Fish collagen topped the list of products most frequently subject to misleading advertisement in Taipei, health authorities said yesterday, calling on consumers to avoid purchasing goods that sound too good to be true.
Of the 1,576 cases of misleading food advertising discovered last year, 117 touted edible fish collagen as having medicinal properties for the treatment of arthritis and joint pains, Taipei City’s Department of Health said.
The department also found that 52.92 percent of the inaccurate ads last year promoted products that purportedly had medicinal effects, while 33.38 percent were for items that claimed to have slimming and weight-loss properties, said Chiang Yu-mei (姜郁美), acting chief of the department’s Food and Drug Division.
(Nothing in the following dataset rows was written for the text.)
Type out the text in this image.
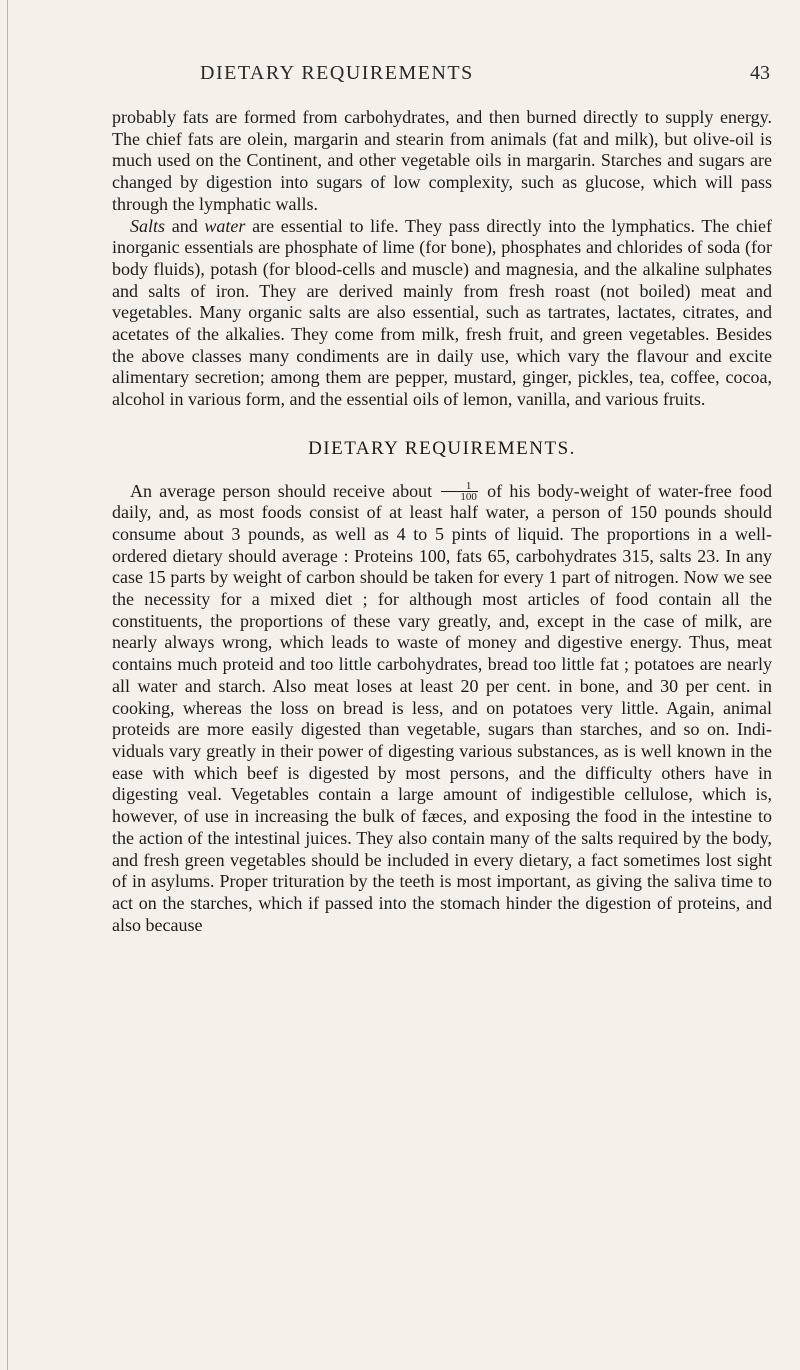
DIETARY REQUIREMENTS	43

probably fats are formed from carbohydrates, and then burned directly to supply energy. The chief fats are olein, margarin and stearin from animals (fat and milk), but olive-oil is much used on the Continent, and other vegetable oils in margarin. Starches and sugars are changed by digestion into sugars of low complexity, such as glucose, which will pass through the lymphatic walls.

Salts and water are essential to life. They pass directly into the lymphatics. The chief inorganic essentials are phosphate of lime (for bone), phosphates and chlorides of soda (for body fluids), potash (for blood-cells and muscle) and magnesia, and the alkaline sulphates and salts of iron. They are derived mainly from fresh roast (not boiled) meat and vegetables. Many organic salts are also essential, such as tartrates, lactates, citrates, and acetates of the alkalies. They come from milk, fresh fruit, and green vegetables. Besides the above classes many condiments are in daily use, which vary the flavour and excite alimentary secretion; among them are pepper, mustard, ginger, pickles, tea, coffee, cocoa, alcohol in various form, and the essential oils of lemon, vanilla, and various fruits.

DIETARY REQUIREMENTS.

An average person should receive about $\frac{1}{100}$ of his body-weight of water-free food daily, and, as most foods consist of at least half water, a person of 150 pounds should consume about 3 pounds, as well as 4 to 5 pints of liquid. The proportions in a well-ordered dietary should average : Proteins 100, fats 65, carbohydrates 315, salts 23. In any case 15 parts by weight of carbon should be taken for every 1 part of nitrogen. Now we see the necessity for a mixed diet ; for although most articles of food contain all the constituents, the proportions of these vary greatly, and, except in the case of milk, are nearly always wrong, which leads to waste of money and digestive energy. Thus, meat contains much proteid and too little carbohydrates, bread too little fat ; potatoes are nearly all water and starch. Also meat loses at least 20 per cent. in bone, and 30 per cent. in cooking, whereas the loss on bread is less, and on potatoes very little. Again, animal proteids are more easily digested than vegetable, sugars than starches, and so on. Indi- viduals vary greatly in their power of digesting various substances, as is well known in the ease with which beef is digested by most persons, and the difficulty others have in digesting veal. Vegetables contain a large amount of indigestible cellulose, which is, however, of use in increasing the bulk of fæces, and exposing the food in the intestine to the action of the intestinal juices. They also contain many of the salts required by the body, and fresh green vegetables should be included in every dietary, a fact sometimes lost sight of in asylums. Proper trituration by the teeth is most important, as giving the saliva time to act on the starches, which if passed into the stomach hinder the digestion of proteins, and also because
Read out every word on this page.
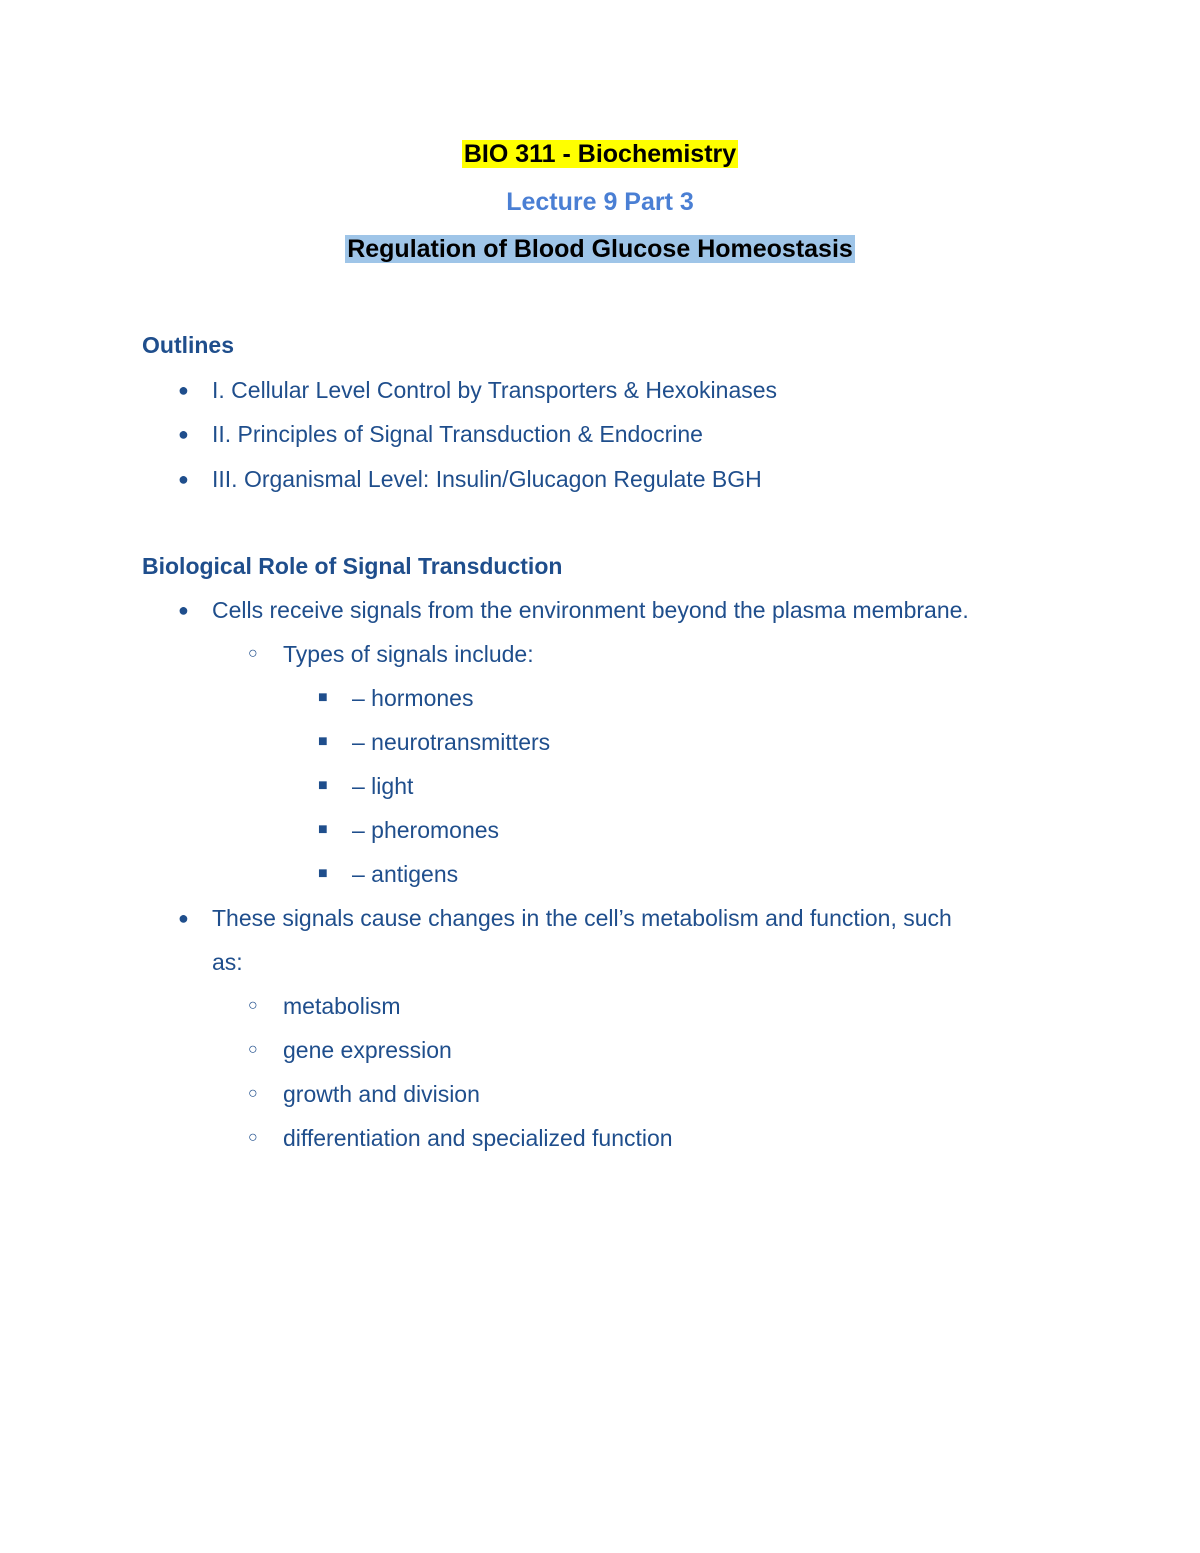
BIO 311 - Biochemistry
Lecture 9 Part 3
Regulation of Blood Glucose Homeostasis
Outlines
● I. Cellular Level Control by Transporters & Hexokinases
● II. Principles of Signal Transduction & Endocrine
● III. Organismal Level: Insulin/Glucagon Regulate BGH
Biological Role of Signal Transduction
● Cells receive signals from the environment beyond the plasma membrane.
○ Types of signals include:
■ – hormones
■ – neurotransmitters
■ – light
■ – pheromones
■ – antigens
● These signals cause changes in the cell’s metabolism and function, such
as:
○ metabolism
○ gene expression
○ growth and division
○ differentiation and specialized function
“The current trend in misleading advertising is to market the curative effects of products rather than their ability to enhance beauty,” she said.
She said advertisements containing misleading and inaccurate information last year mostly appeared on television, in newspapers, magazines and leaflets, in that order.
“It was unusual, but we did not find as many advertising scams on the Internet,” she said.
Chiang reminded the public to safeguard their health by rejecting exaggerated advertisement and not buying products that are not clearly labeled.
The department is holding workshops for the mass media and manufacturers of food, drugs and cosmetics, to push for better management to cut down on the incidence of misleading advertising, she said.